Dans les zones irrigables, six cultures occupent 80 % de la superficie totale : le maïs, la tomate, le riz, les pâturages, le tabac et la pêche. Le secteur horticole est le plus dynamique de l'agro-industrie d'Estrémadure, avec une grande pertinence économique et sociale. L'Estrémadure représente 87,9 % de la production nationale de tabac et figure en tête pour la production de riz. Les cultures horticoles représentent 9,5 % de la Production Finale Agricole (PFA).
Dans le cas de la tomate, il s'agit d'une horticulture hautement mécanisée. Les arbres fruitiers, quant à eux, génèrent une charge de travail importante. La production a su trouver des débouchés commerciaux, et l'amélioration de la compétitivité a entraîné une hausse substantielle des exportations, qui représentent désormais 65 % de la production. C'est un secteur compétitif, exportateur et leader de l'agriculture régionale.
Le secteur des céréales
Les rendements des céréales cultivées en zone pluviale sont très variables. En revanche, les céréales irriguées garantissent la stabilité des rendements et augmentent la production de manière significative. La superficie consacrée au blé a évolué, le blé dur ayant bénéficié de subventions élevées de la PAC.
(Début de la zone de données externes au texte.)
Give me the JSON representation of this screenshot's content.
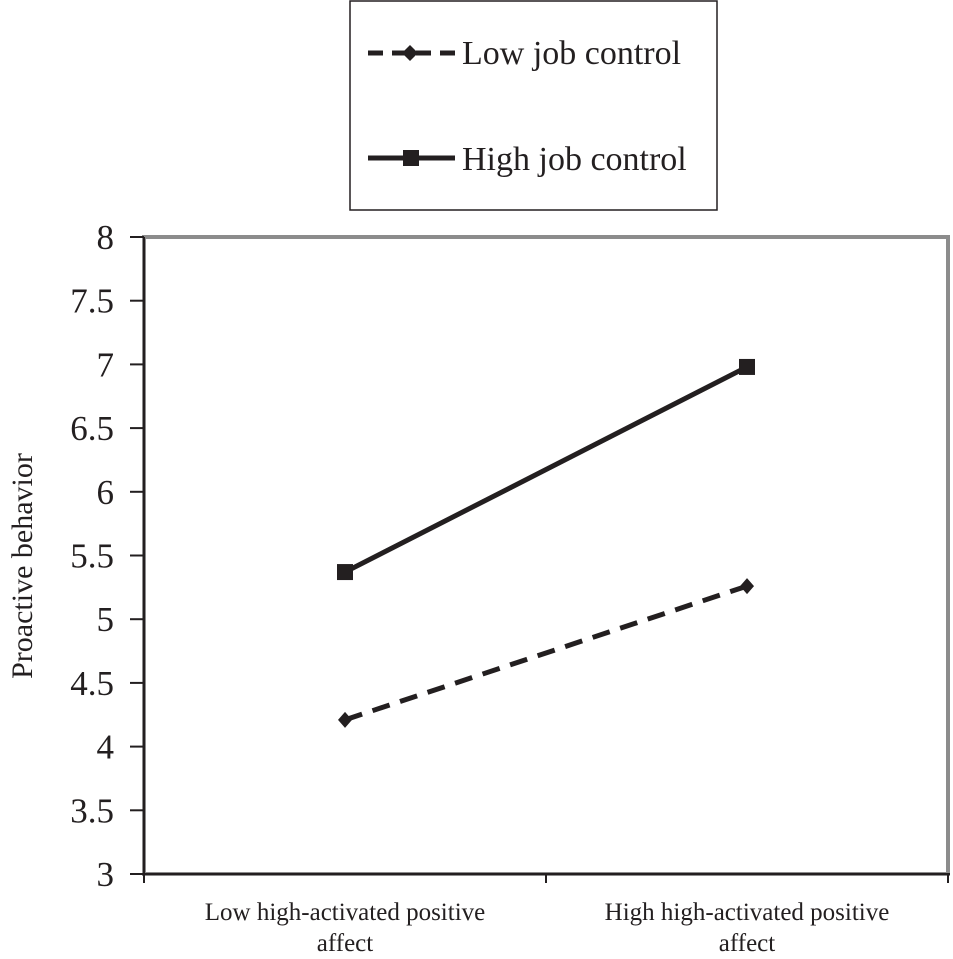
{
  "chart_data": {
    "type": "line",
    "title": "",
    "xlabel": "",
    "ylabel": "Proactive behavior",
    "categories": [
      [
        "Low high-activated positive",
        "affect"
      ],
      [
        "High high-activated positive",
        "affect"
      ]
    ],
    "ylim": [
      3,
      8
    ],
    "yticks": [
      "3",
      "3.5",
      "4",
      "4.5",
      "5",
      "5.5",
      "6",
      "6.5",
      "7",
      "7.5",
      "8"
    ],
    "legend_position": "top-center",
    "grid": false,
    "series": [
      {
        "name": "Low job control",
        "values": [
          4.21,
          5.26
        ],
        "style": "dashed",
        "marker": "diamond",
        "color": "#231f20"
      },
      {
        "name": "High job control",
        "values": [
          5.37,
          6.98
        ],
        "style": "solid",
        "marker": "square",
        "color": "#231f20"
      }
    ]
  }
}
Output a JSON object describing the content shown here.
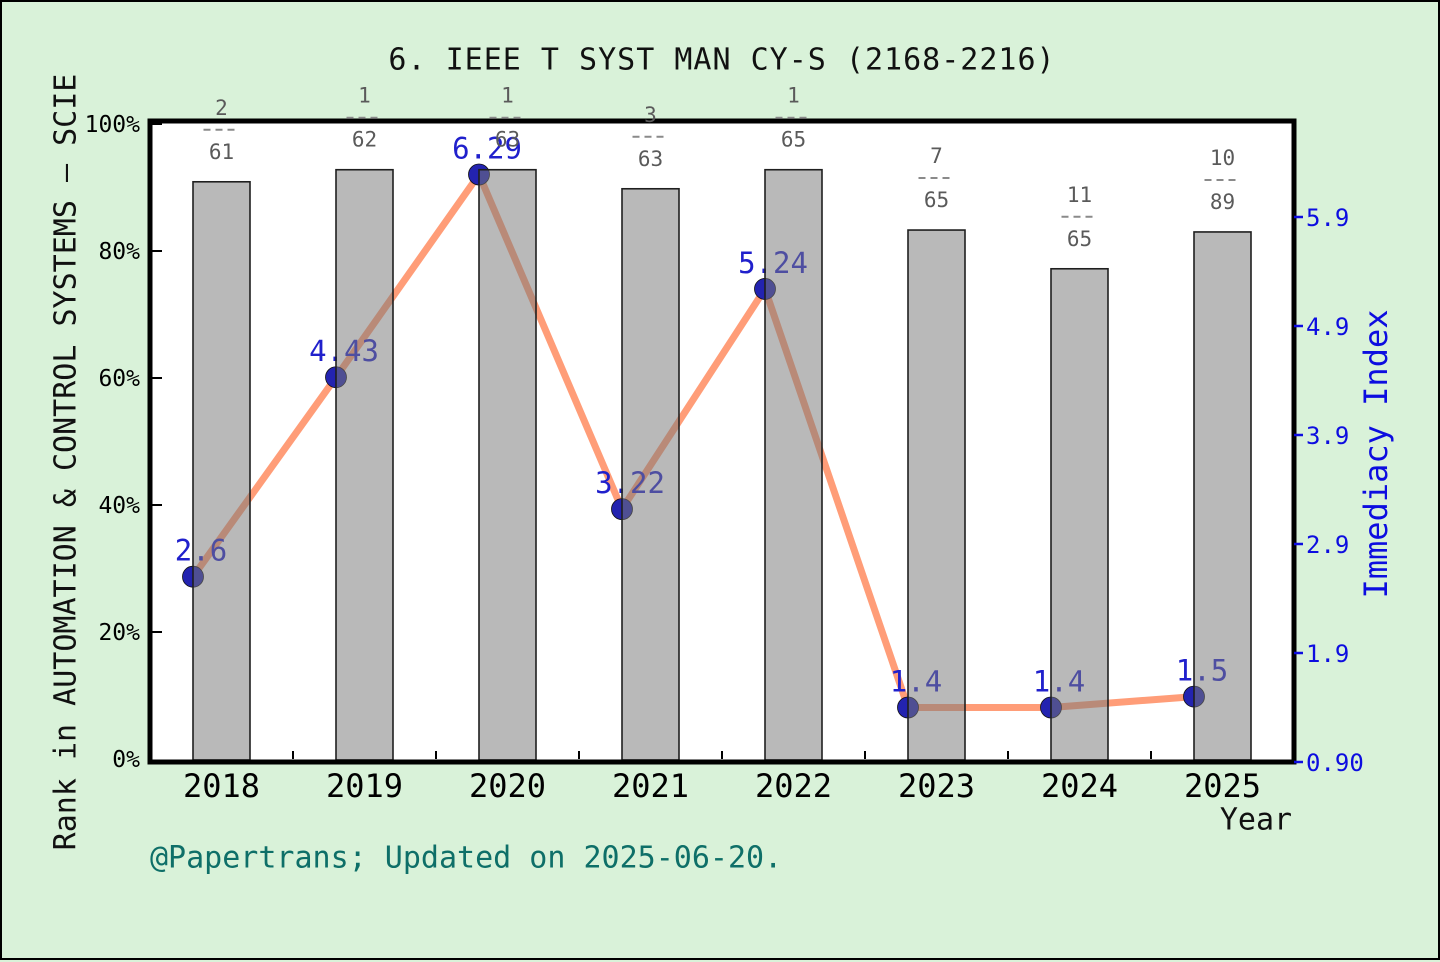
{
  "title": "6. IEEE T SYST MAN CY-S (2168-2216)",
  "footer": "@Papertrans; Updated on 2025-06-20.",
  "x_axis": {
    "title": "Year"
  },
  "left_axis": {
    "title": "Rank in AUTOMATION & CONTROL SYSTEMS — SCIE"
  },
  "right_axis": {
    "title": "Immediacy Index"
  },
  "colors": {
    "background": "#d9f2d9",
    "plot_background": "#ffffff",
    "bar_fill": "#787878",
    "bar_border": "#1f1f1f",
    "line": "#ff9d78",
    "marker": "#2323b0",
    "value_label": "#2020cc",
    "right_axis_blue": "#0d0de0",
    "fraction_gray": "#5a5a5a",
    "footer_teal": "#0e6f68",
    "axis_black": "#000000"
  },
  "chart_data": {
    "type": "bar+line",
    "categories": [
      "2018",
      "2019",
      "2020",
      "2021",
      "2022",
      "2023",
      "2024",
      "2025"
    ],
    "series": [
      {
        "name": "Rank in category (bars, left axis %)",
        "type": "bar",
        "unit": "%",
        "values": [
          90.9,
          92.8,
          92.8,
          89.8,
          92.8,
          83.3,
          77.2,
          83.0
        ],
        "rank_fractions": [
          {
            "numerator": "2",
            "denominator": "61"
          },
          {
            "numerator": "1",
            "denominator": "62"
          },
          {
            "numerator": "1",
            "denominator": "63"
          },
          {
            "numerator": "3",
            "denominator": "63"
          },
          {
            "numerator": "1",
            "denominator": "65"
          },
          {
            "numerator": "7",
            "denominator": "65"
          },
          {
            "numerator": "11",
            "denominator": "65"
          },
          {
            "numerator": "10",
            "denominator": "89"
          }
        ]
      },
      {
        "name": "Immediacy Index (line, right axis)",
        "type": "line",
        "values": [
          2.6,
          4.43,
          6.29,
          3.22,
          5.24,
          1.4,
          1.4,
          1.5
        ],
        "labels": [
          "2.6",
          "4.43",
          "6.29",
          "3.22",
          "5.24",
          "1.4",
          "1.4",
          "1.5"
        ]
      }
    ],
    "left_ticks": [
      "0%",
      "20%",
      "40%",
      "60%",
      "80%",
      "100%"
    ],
    "left_tick_values": [
      0,
      20,
      40,
      60,
      80,
      100
    ],
    "right_ticks": [
      "0.90",
      "1.9",
      "2.9",
      "3.9",
      "4.9",
      "5.9"
    ],
    "right_tick_values": [
      0.9,
      1.9,
      2.9,
      3.9,
      4.9,
      5.9
    ],
    "left_ylim": [
      0,
      100
    ],
    "grid": false,
    "legend": "none"
  }
}
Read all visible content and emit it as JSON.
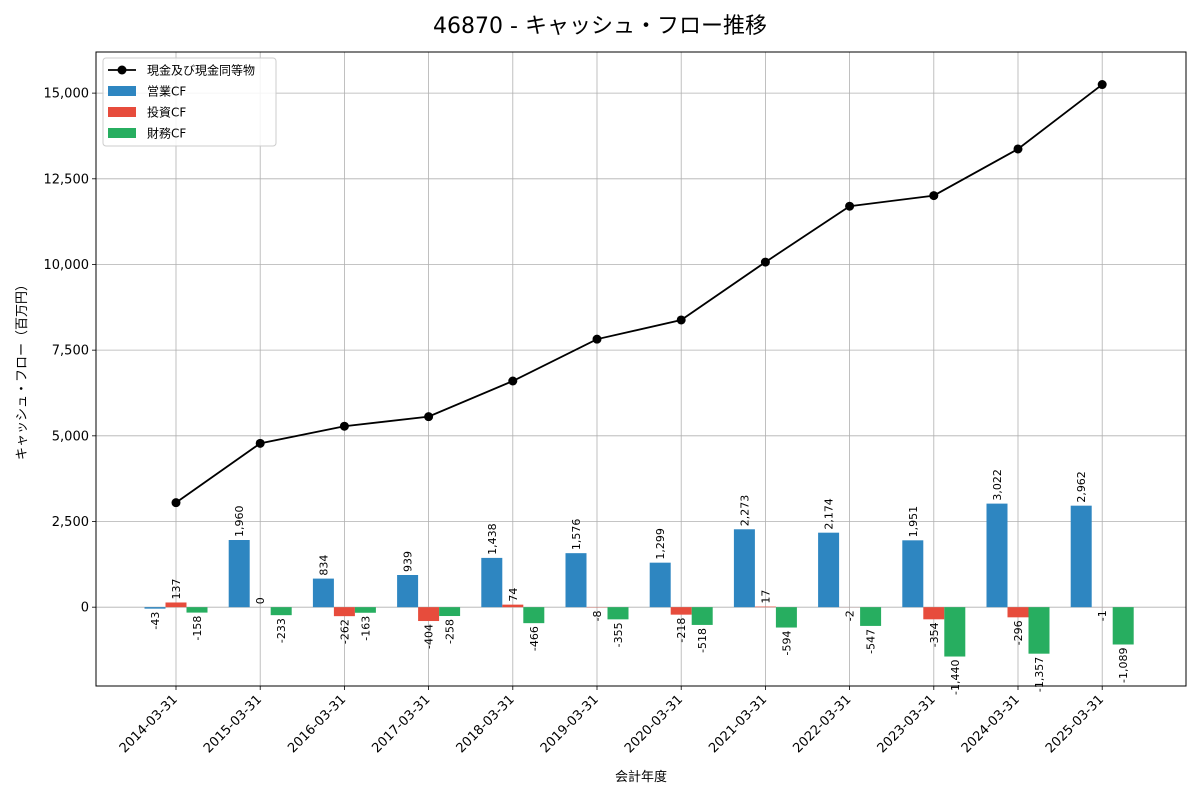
{
  "chart_data": {
    "type": "bar",
    "title": "46870 - キャッシュ・フロー推移",
    "xlabel": "会計年度",
    "ylabel": "キャッシュ・フロー（百万円）",
    "categories": [
      "2014-03-31",
      "2015-03-31",
      "2016-03-31",
      "2017-03-31",
      "2018-03-31",
      "2019-03-31",
      "2020-03-31",
      "2021-03-31",
      "2022-03-31",
      "2023-03-31",
      "2024-03-31",
      "2025-03-31"
    ],
    "ylim": [
      -2300,
      16200
    ],
    "yticks": [
      0,
      2500,
      5000,
      7500,
      10000,
      12500,
      15000
    ],
    "ytick_labels": [
      "0",
      "2,500",
      "5,000",
      "7,500",
      "10,000",
      "12,500",
      "15,000"
    ],
    "grid": true,
    "legend_position": "top-left",
    "series": [
      {
        "name": "営業CF",
        "kind": "bar",
        "color": "#2e86c1",
        "values": [
          -43,
          1960,
          834,
          939,
          1438,
          1576,
          1299,
          2273,
          2174,
          1951,
          3022,
          2962
        ],
        "labels": [
          "-43",
          "1,960",
          "834",
          "939",
          "1,438",
          "1,576",
          "1,299",
          "2,273",
          "2,174",
          "1,951",
          "3,022",
          "2,962"
        ]
      },
      {
        "name": "投資CF",
        "kind": "bar",
        "color": "#e74c3c",
        "values": [
          137,
          0,
          -262,
          -404,
          74,
          -8,
          -218,
          17,
          -2,
          -354,
          -296,
          -1
        ],
        "labels": [
          "137",
          "0",
          "-262",
          "-404",
          "74",
          "-8",
          "-218",
          "17",
          "-2",
          "-354",
          "-296",
          "-1"
        ]
      },
      {
        "name": "財務CF",
        "kind": "bar",
        "color": "#27ae60",
        "values": [
          -158,
          -233,
          -163,
          -258,
          -466,
          -355,
          -518,
          -594,
          -547,
          -1440,
          -1357,
          -1089
        ],
        "labels": [
          "-158",
          "-233",
          "-163",
          "-258",
          "-466",
          "-355",
          "-518",
          "-594",
          "-547",
          "-1,440",
          "-1,357",
          "-1,089"
        ]
      },
      {
        "name": "現金及び現金同等物",
        "kind": "line",
        "color": "#000000",
        "values": [
          3050,
          4780,
          5280,
          5560,
          6600,
          7820,
          8380,
          10070,
          11700,
          12010,
          13370,
          15250
        ]
      }
    ]
  }
}
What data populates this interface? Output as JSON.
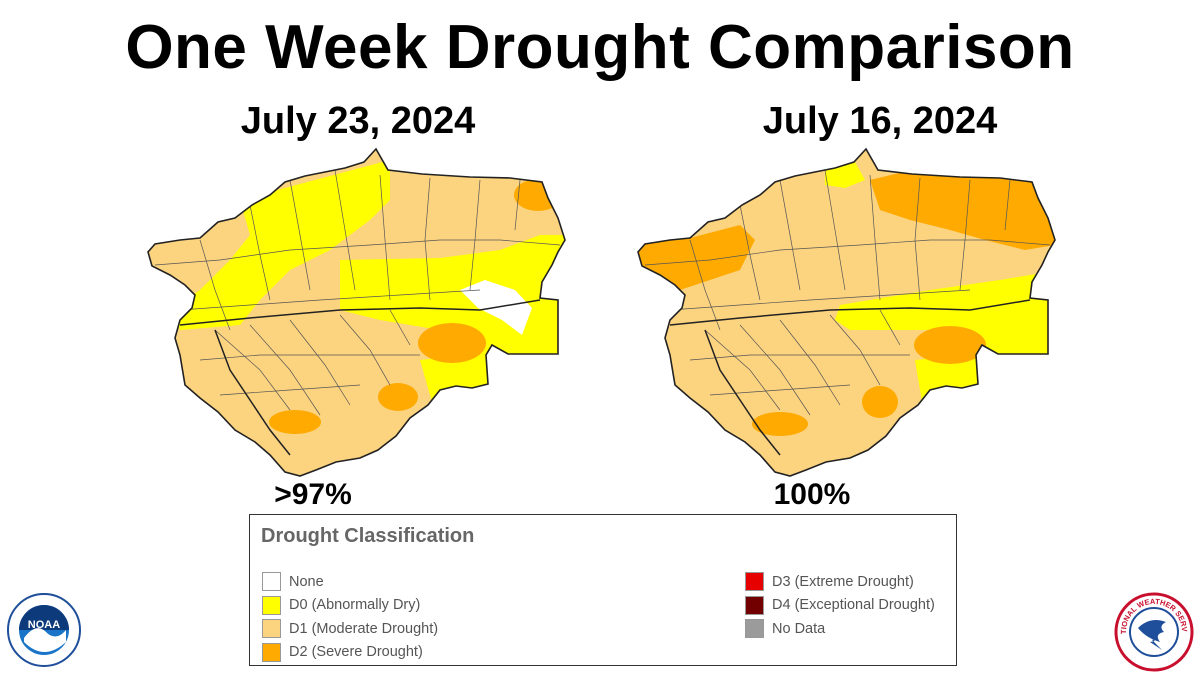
{
  "title": "One Week Drought Comparison",
  "maps": [
    {
      "date": "July 23, 2024",
      "percent": ">97%"
    },
    {
      "date": "July 16, 2024",
      "percent": "100%"
    }
  ],
  "legend": {
    "title": "Drought Classification",
    "items": [
      {
        "label": "None",
        "color": "#ffffff"
      },
      {
        "label": "D0 (Abnormally Dry)",
        "color": "#ffff00"
      },
      {
        "label": "D1 (Moderate Drought)",
        "color": "#fcd37f"
      },
      {
        "label": "D2 (Severe Drought)",
        "color": "#ffaa00"
      },
      {
        "label": "D3 (Extreme Drought)",
        "color": "#e60000"
      },
      {
        "label": "D4 (Exceptional Drought)",
        "color": "#730000"
      },
      {
        "label": "No Data",
        "color": "#9b9b9b"
      }
    ]
  },
  "logos": {
    "noaa": "NOAA",
    "nws": "NATIONAL WEATHER SERVICE"
  }
}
Un facteur déterminant pour la production de céréales en Estrémadure reste sa performance plus faible par rapport à d'autres régions d'Espagne et d'Europe, dépendant fortement de l'irrigation pour accroître la productivité. Les cultures énergétiques pourraient constituer une alternative aux excédents de céréales destinés à la production alimentaire.